AFL Community Development Manager Ed Biggs and Cherie Fraser, in charge of marketing for the International Cup, have told worldfootynews.com that they have allocated a similar media budget for the tournament (in addition to the costs of running the event) as to what the AFL spent promoting the round 13 AFL match between the Western Bulldogs and Carlton in Darwin in Australia's Northern Territory. Aussie Rules is popular in that area, but it doesn't have its own AFL side. Some would see such a budget as a good thing, others may say that one game deserves less than the International Cup, but of course one is a ticketed professional event and the other amateur.
The matches will have free admission and attendances are expected to vary from round to round. Round 1 on Wednesday 3rd August includes the Opening Ceremony at 12pm.
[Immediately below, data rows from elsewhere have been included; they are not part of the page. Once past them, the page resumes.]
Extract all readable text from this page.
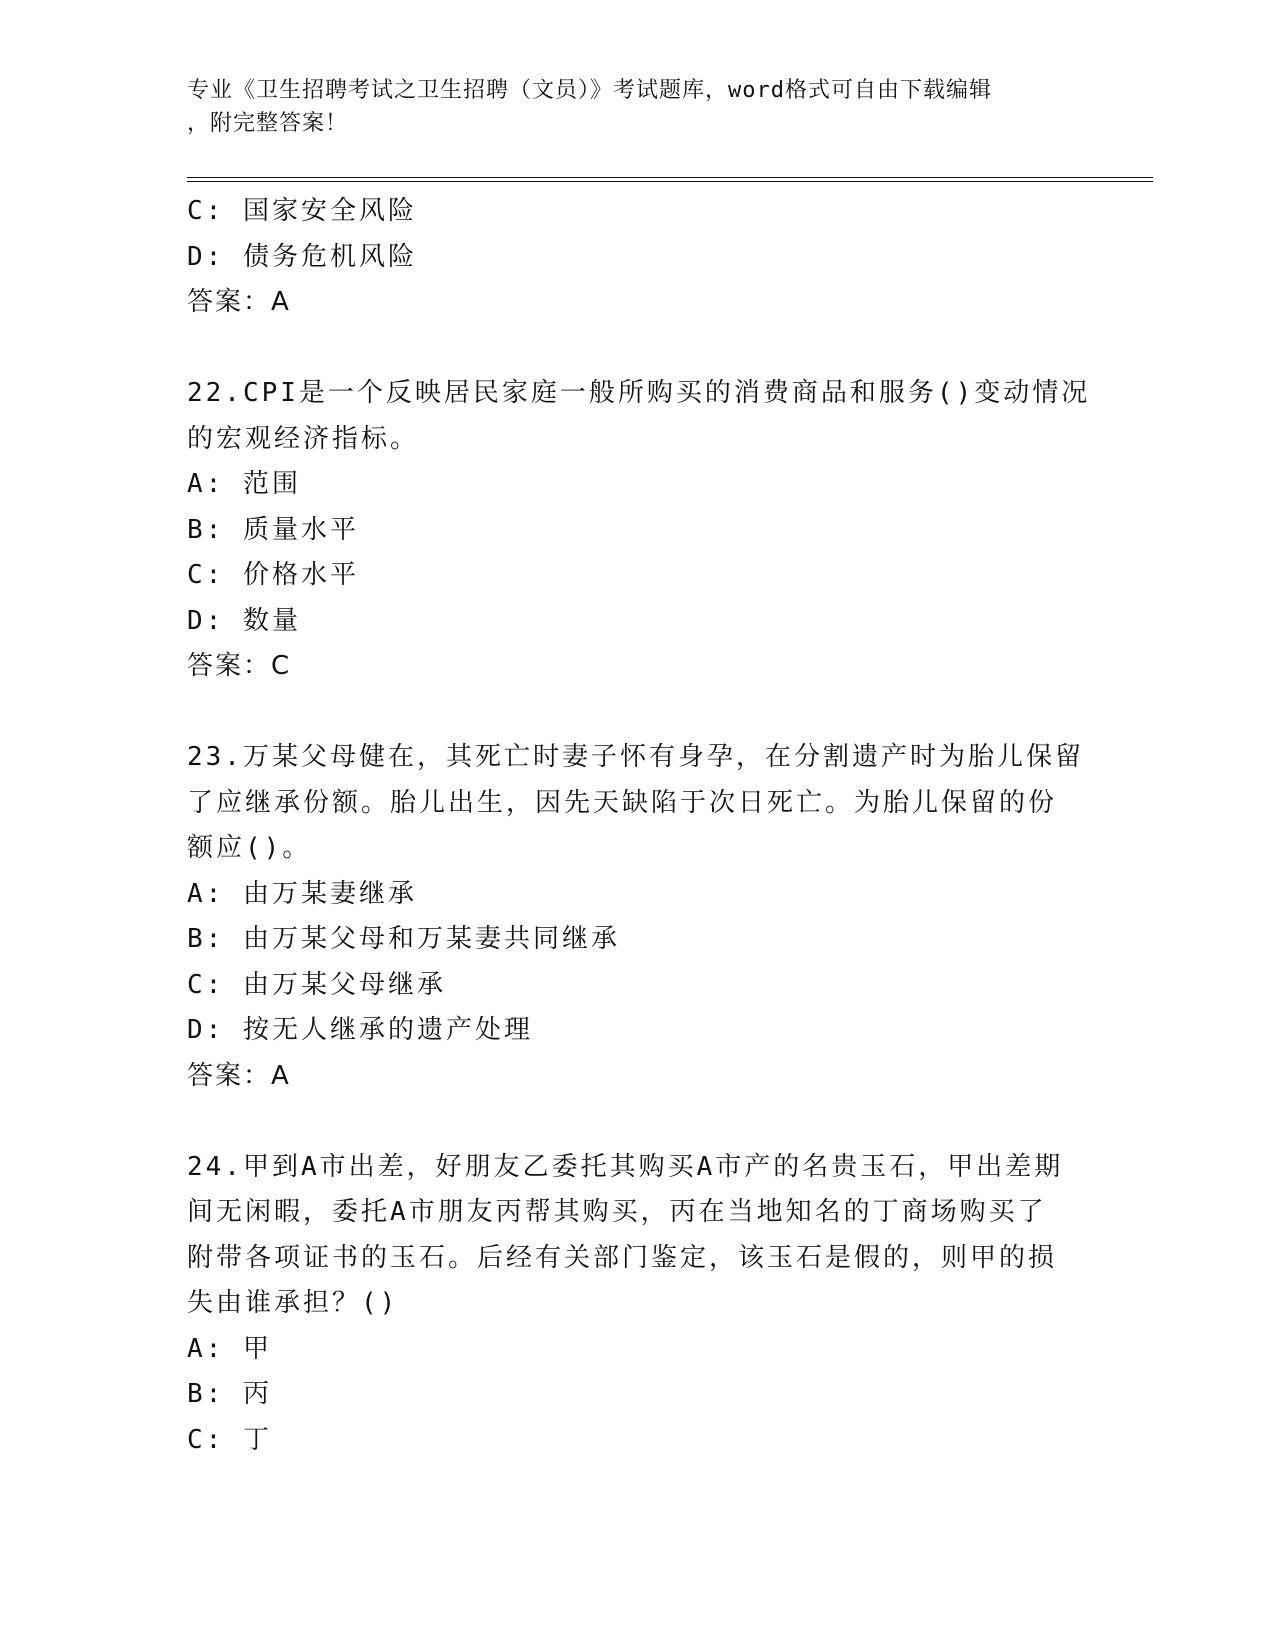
专业《卫生招聘考试之卫生招聘（文员）》考试题库，word格式可自由下载编辑
，附完整答案！
C: 国家安全风险
D: 债务危机风险
答案：A
22.CPI是一个反映居民家庭一般所购买的消费商品和服务()变动情况
的宏观经济指标。
A: 范围
B: 质量水平
C: 价格水平
D: 数量
答案：C
23.万某父母健在，其死亡时妻子怀有身孕，在分割遗产时为胎儿保留
了应继承份额。胎儿出生，因先天缺陷于次日死亡。为胎儿保留的份
额应()。
A: 由万某妻继承
B: 由万某父母和万某妻共同继承
C: 由万某父母继承
D: 按无人继承的遗产处理
答案：A
24.甲到A市出差，好朋友乙委托其购买A市产的名贵玉石，甲出差期
间无闲暇，委托A市朋友丙帮其购买，丙在当地知名的丁商场购买了
附带各项证书的玉石。后经有关部门鉴定，该玉石是假的，则甲的损
失由谁承担？()
A: 甲
B: 丙
C: 丁
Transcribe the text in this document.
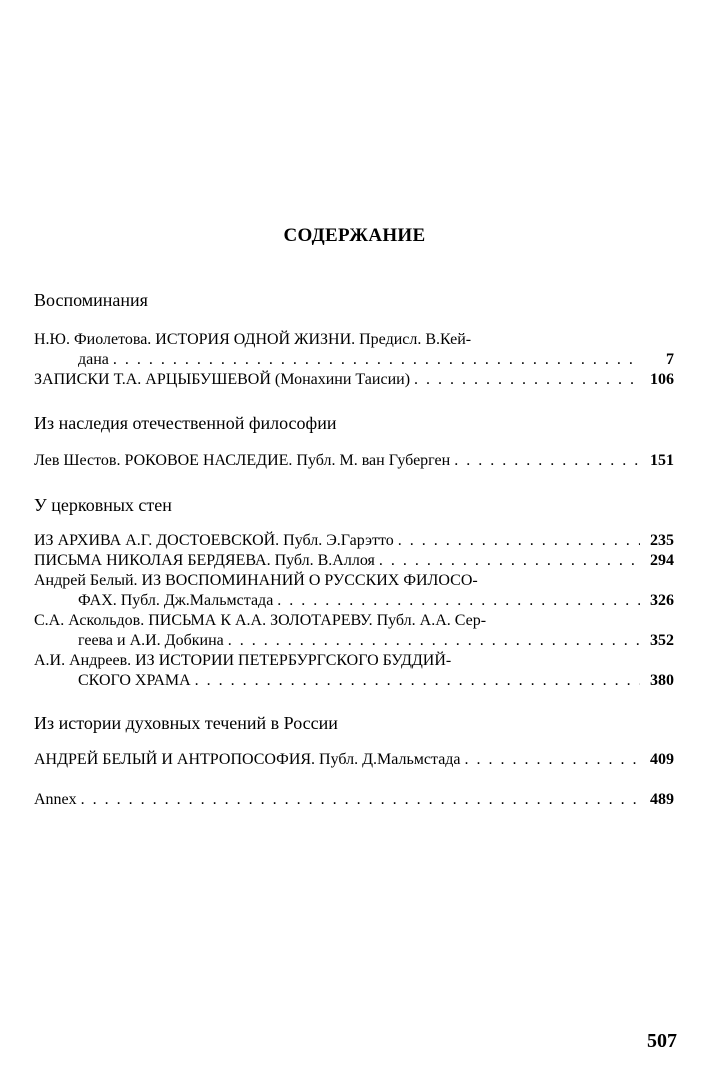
СОДЕРЖАНИЕ
Воспоминания
Н.Ю. Фиолетова. ИСТОРИЯ ОДНОЙ ЖИЗНИ. Предисл. В.Кей-
дана . . .	7
ЗАПИСКИ Т.А. АРЦЫБУШЕВОЙ (Монахини Таисии) . . .	106
Из наследия отечественной философии
Лев Шестов. РОКОВОЕ НАСЛЕДИЕ. Публ. М. ван Губерген . . .	151
У церковных стен
ИЗ АРХИВА А.Г. ДОСТОЕВСКОЙ. Публ. Э.Гарэтто . . .	235
ПИСЬМА НИКОЛАЯ БЕРДЯЕВА. Публ. В.Аллоя . . .	294
Андрей Белый. ИЗ ВОСПОМИНАНИЙ О РУССКИХ ФИЛОСО-
ФАХ. Публ. Дж.Мальмстада . . .	326
С.А. Аскольдов. ПИСЬМА К А.А. ЗОЛОТАРЕВУ. Публ. А.А. Сер-
геева и А.И. Добкина . . .	352
А.И. Андреев. ИЗ ИСТОРИИ ПЕТЕРБУРГСКОГО БУДДИЙ-
СКОГО ХРАМА . . .	380
Из истории духовных течений в России
АНДРЕЙ БЕЛЫЙ И АНТРОПОСОФИЯ. Публ. Д.Мальмстада . . .	409
Annex . . .	489
507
Children from some local schools are expected to attend, as well local dignitaries. The Wangaratta matches, in round 4, are also expected to be well attended, with the event likely to receive more attention in a country town. As previously reported, the Souvenir Program will be included in the AFL Record the week prior to the tournament. The Record sells tens of thousands of copies each week at AFL matches, featuring the AFL teams and match previews. This alone will ensure the International Cup is brought to the attention of the footy public.
Of course at the end of the day public interest is heavily influenced by the media. To this end, the AFL will be issuing daily press releases in the two weeks leading up to the Cup, and then all through the series. They have also organised for paid newspaper advertising, and radio spots on non-English language stations. It is also hoped that some players will appear on Channel 9's top rating The Footy Show and Channel 10's Before the Game. There should also be more emphasis on the International Leagues section of the AFL website (under their Development page), in particular the International Cup section.
So it appears that everything is being put in place for a big tournament. The next major step would be to secure a major sponsor and schedule the tournament either in a break between AFL rounds or outside of the main season, but that would probably be premature, particularly as many of the players are keen to take in as many AFL matches as possible during their stay. Perhaps in 2008, or in Cups after that.